- Brazil: The market expects, the BCB delivers
BRAZIL: THE MARKET EXPECTS, THE BCB DELIVERS
The BCB’s COPOM delivered the 100 bps hike that the consensus anticipated (there were economists anticipating 100 bps, 125 bps and even 150 bps hikes, but the mean estimate was +100 bps), in a unanimous decision that drove the SELIC rate to 6.25%. The new external risk elements highlighted by the committee were mounting risks of a slowdown in Asia (with China at its core), and at the same time tightening monetary conditions in other LATAM countries, which can affect Brazil’s relative monetary conditions. Overall, the Board seemed to see the reopening of major economies on the aftermath as the dominant global item, but with growing tails around it.

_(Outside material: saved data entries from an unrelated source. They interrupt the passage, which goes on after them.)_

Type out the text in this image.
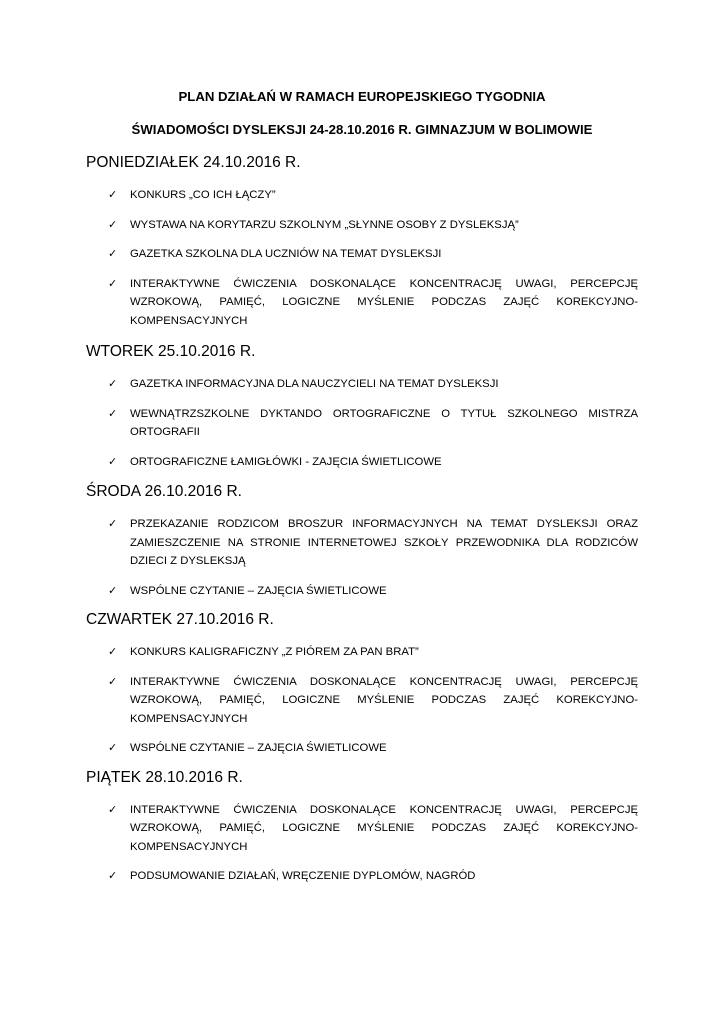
PLAN DZIAŁAŃ W RAMACH EUROPEJSKIEGO TYGODNIA

ŚWIADOMOŚCI DYSLEKSJI 24-28.10.2016 R. GIMNAZJUM W BOLIMOWIE

PONIEDZIAŁEK 24.10.2016 R.
✓ KONKURS „CO ICH ŁĄCZY”
✓ WYSTAWA NA KORYTARZU SZKOLNYM „SŁYNNE OSOBY Z DYSLEKSJĄ”
✓ GAZETKA SZKOLNA DLA UCZNIÓW NA TEMAT DYSLEKSJI
✓ INTERAKTYWNE ĆWICZENIA DOSKONALĄCE KONCENTRACJĘ UWAGI, PERCEPCJĘ WZROKOWĄ, PAMIĘĆ, LOGICZNE MYŚLENIE PODCZAS ZAJĘĆ KOREKCYJNO-KOMPENSACYJNYCH
WTOREK 25.10.2016 R.
✓ GAZETKA INFORMACYJNA DLA NAUCZYCIELI NA TEMAT DYSLEKSJI
✓ WEWNĄTRZSZKOLNE DYKTANDO ORTOGRAFICZNE O TYTUŁ SZKOLNEGO MISTRZA ORTOGRAFII
✓ ORTOGRAFICZNE ŁAMIGŁÓWKI - ZAJĘCIA ŚWIETLICOWE
ŚRODA 26.10.2016 R.
✓ PRZEKAZANIE RODZICOM BROSZUR INFORMACYJNYCH NA TEMAT DYSLEKSJI ORAZ ZAMIESZCZENIE NA STRONIE INTERNETOWEJ SZKOŁY PRZEWODNIKA DLA RODZICÓW DZIECI Z DYSLEKSJĄ
✓ WSPÓLNE CZYTANIE – ZAJĘCIA ŚWIETLICOWE
CZWARTEK 27.10.2016 R.
✓ KONKURS KALIGRAFICZNY „Z PIÓREM ZA PAN BRAT”
✓ INTERAKTYWNE ĆWICZENIA DOSKONALĄCE KONCENTRACJĘ UWAGI, PERCEPCJĘ WZROKOWĄ, PAMIĘĆ, LOGICZNE MYŚLENIE PODCZAS ZAJĘĆ KOREKCYJNO-KOMPENSACYJNYCH
✓ WSPÓLNE CZYTANIE – ZAJĘCIA ŚWIETLICOWE
PIĄTEK 28.10.2016 R.
✓ INTERAKTYWNE ĆWICZENIA DOSKONALĄCE KONCENTRACJĘ UWAGI, PERCEPCJĘ WZROKOWĄ, PAMIĘĆ, LOGICZNE MYŚLENIE PODCZAS ZAJĘĆ KOREKCYJNO-KOMPENSACYJNYCH
✓ PODSUMOWANIE DZIAŁAŃ, WRĘCZENIE DYPLOMÓW, NAGRÓD
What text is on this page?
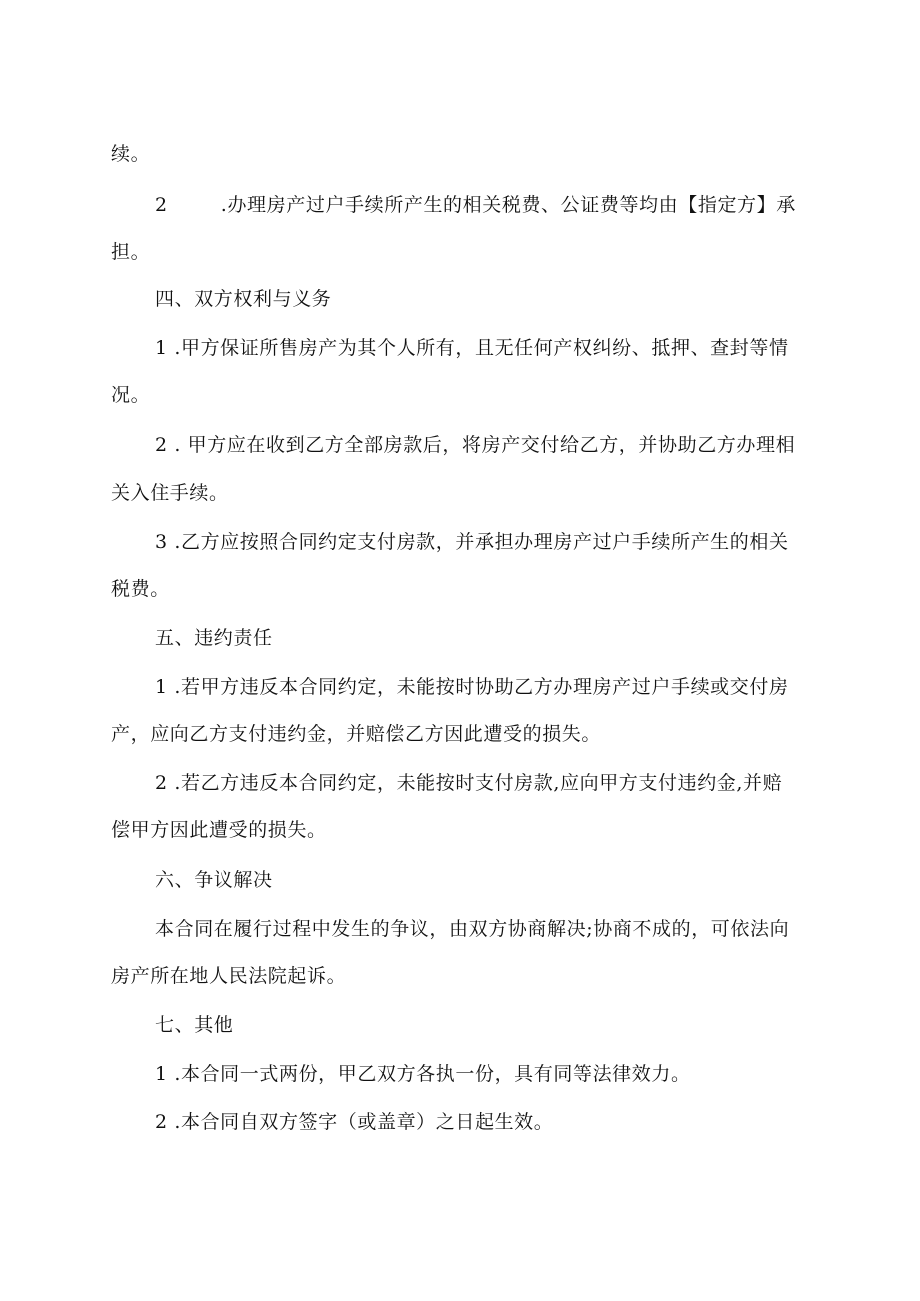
续。
2        .办理房产过户手续所产生的相关税费、公证费等均由【指定方】承
担。
四、双方权利与义务
1 .甲方保证所售房产为其个人所有，且无任何产权纠纷、抵押、查封等情
况。
2 . 甲方应在收到乙方全部房款后，将房产交付给乙方，并协助乙方办理相
关入住手续。
3 .乙方应按照合同约定支付房款，并承担办理房产过户手续所产生的相关
税费。
五、违约责任
1 .若甲方违反本合同约定，未能按时协助乙方办理房产过户手续或交付房
产，应向乙方支付违约金，并赔偿乙方因此遭受的损失。
2 .若乙方违反本合同约定，未能按时支付房款,应向甲方支付违约金,并赔
偿甲方因此遭受的损失。
六、争议解决
本合同在履行过程中发生的争议，由双方协商解决;协商不成的，可依法向
房产所在地人民法院起诉。
七、其他
1 .本合同一式两份，甲乙双方各执一份，具有同等法律效力。
2 .本合同自双方签字（或盖章）之日起生效。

On the domestic front, the BCB sees a continued recovery of the economy, with the second half of the year showing an even firmer rebound. On the inflation front, the BCB highlighted the continued pressures from the supply side, growing inflationary pressure driven by the service sector recovery, as well as shocks coming from adverse climate for agriculture all pushing inflation higher— although some of these shocks are correctly described as temporary. Regarding expectations, the BCB’s focus survey has 8.3% for 2021, 4.1% for 2022 and 3.25% for 2023, suggesting a strong current price spike, followed by a slow convergence to target in the policy horizon.
The baseline scenario for the Selic contemplates rates at 8.25% by year-end, with a ceiling of 8.50% reached by 2022, to subsequently start falling to 6.25% in 2023. But with the committee still seeing important two-sided risks to its baseline. The BCB signaled that for its next meeting, another 100bps hike seems appropriate given recent variables, with the SELIC’s ceiling being 8.50%. On the other hand, DI rates are currently pricing a ceiling of 9.50%, mid-way through 2022.